The Reg S/144A five-year deal was priced at 99.420% with a coupon of 1.75% to offer a yield of 1.872%. This was equivalent to a spread of 150bp over the US treasuries, or 45bp tighter than the initial price guidance of 195bp area. At this level, the pricing was inside its outstanding curve.

While the Asia US dollar primary market remains relatively muted amid the Covid-19 pandemic, the deal generated a strong demand on the back of its scarcity value with an order book of US$3.9 billion from 181 accounts. In terms of geographic distribution, 70% of the bonds were allocated in Asia, 19% in the US and 11% in Europe. By type of investors, fund managers accounted for 64% of the paper, banks and financial institutions 23%, insurance companies and pension funds 11% and private banks 2%.

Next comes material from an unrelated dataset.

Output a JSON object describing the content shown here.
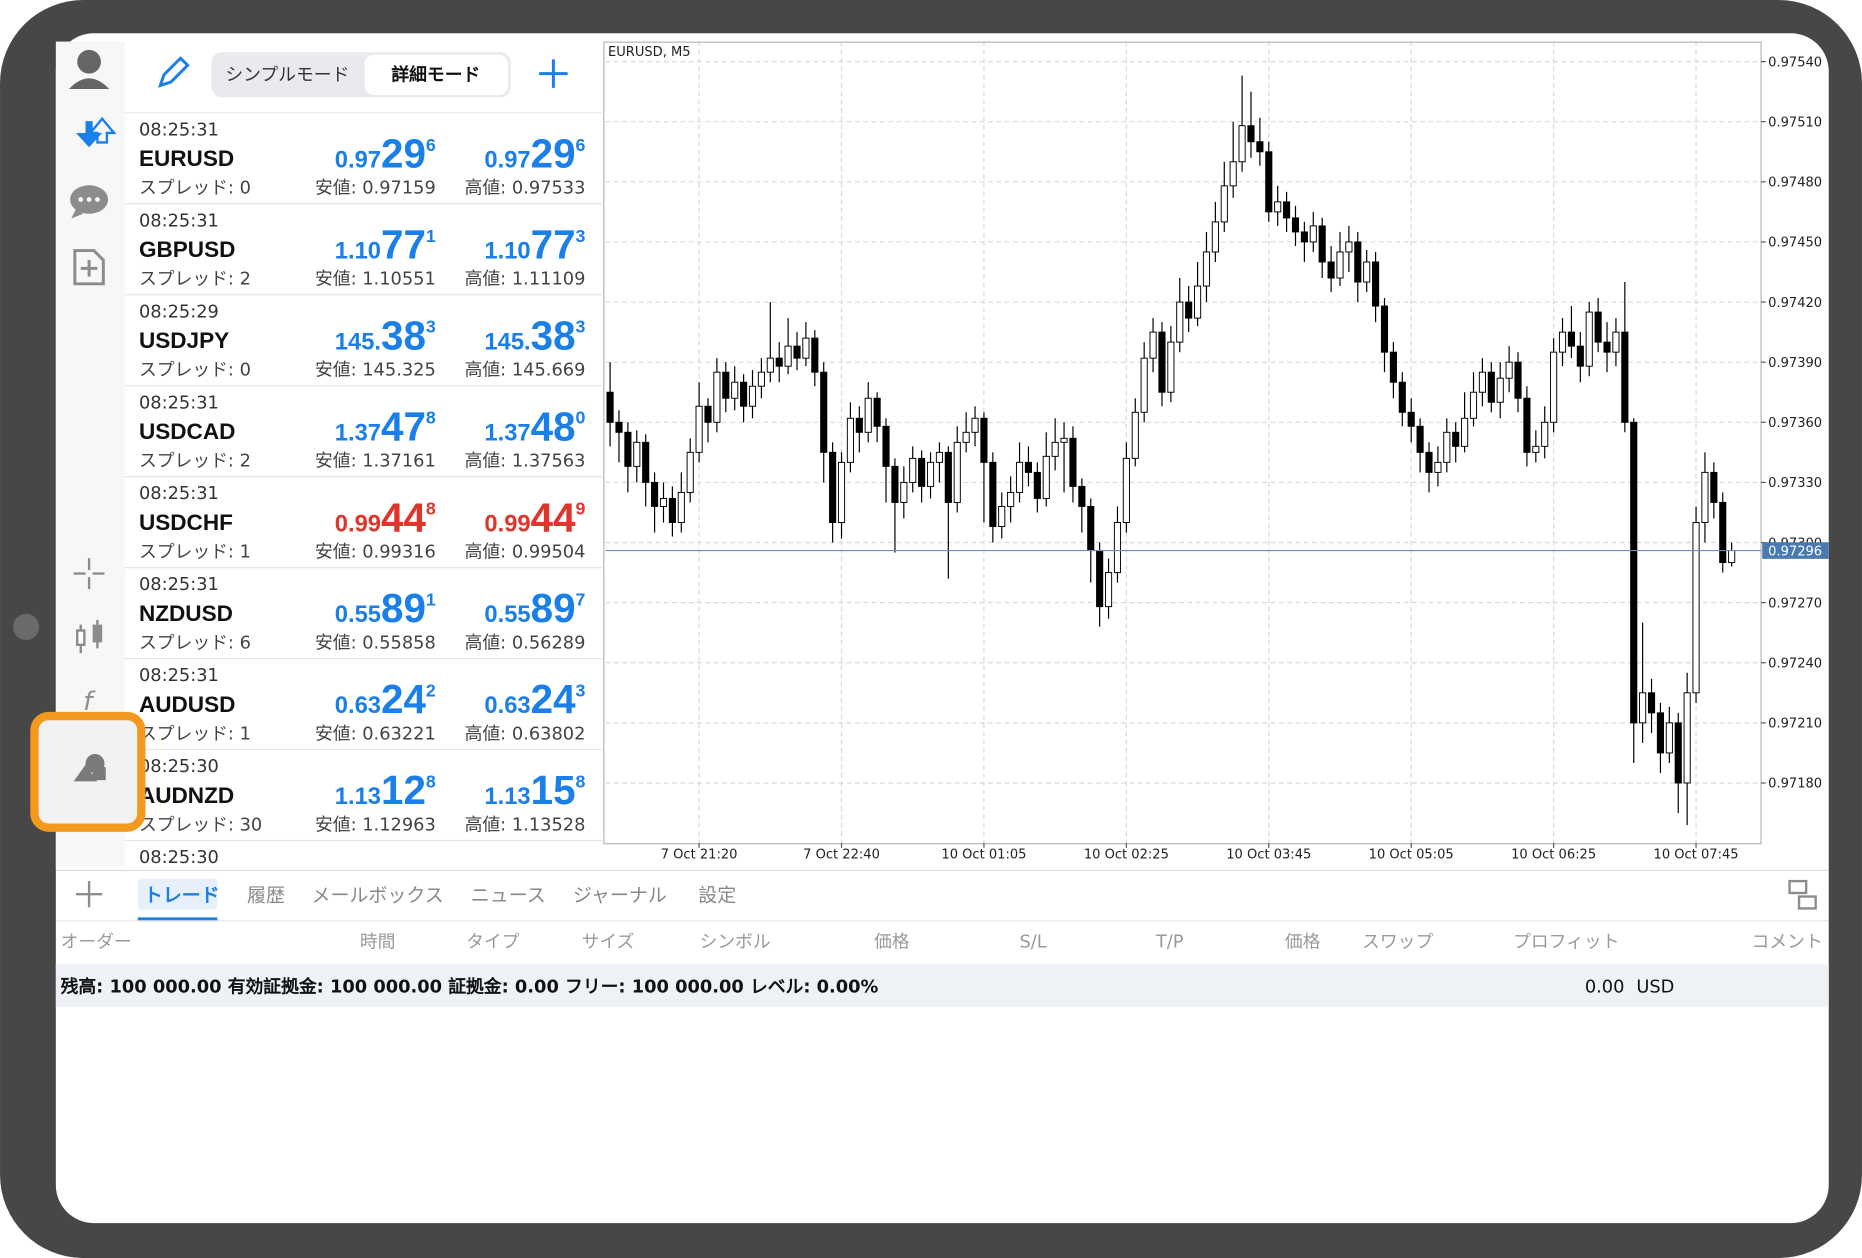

Net proceeds from the transaction will be used to finance and/or refinance new and existing projects from a combination of green eligible categories and social eligible categories in accordance with Kookmin Bank’s sustainable financing framework. In particular, the bank intends to allocate the proceeds to support SMEs and SOHOs (small-office home-office) affected by Covid-19, which satisfies the social eligibility criteria of Kookmin Bank’s sustainable financing framework, such as SME financing and microfinance, and access to essential services.

“Kookmin Bank’s successful sustainability bond transaction again demonstrates the strong investor receptivity for Asian credits following recent market volatility, as well as interest in the Covid-19 alleviation format, particularly where it satisfies social bond eligibility criteria,” says Sean McNelis, global co-head of debt capital markets at HSBC, which acted as a joint bookrunner on the transaction. “We expect other issuers to follow a similar issuance format in the coming months.”

McNelis notes that sovereigns, multilaterals and banks are increasingly raising funding for the specific purpose of alleviating the impact of the Covid-19 pandemic. “It is encouraging to see the capital markets playing a key role in the delivery of economic support to people, businesses and societies affected by this crisis,” he adds.

HSBC has supported several social/sustainability bonds in recent weeks, raising US$9.4 billion to help support Covid-19 response pledges, such as reinforcing medical provisions, loans to companies forced to close their doors and projects designed to counteract the social and economic consequences of the virus.

BofA Securities, Citi, Commerzbank, Societe Generale and Standard Chartered were the other joint bookrunners on the transaction, while KB Securities acted as a co-manager.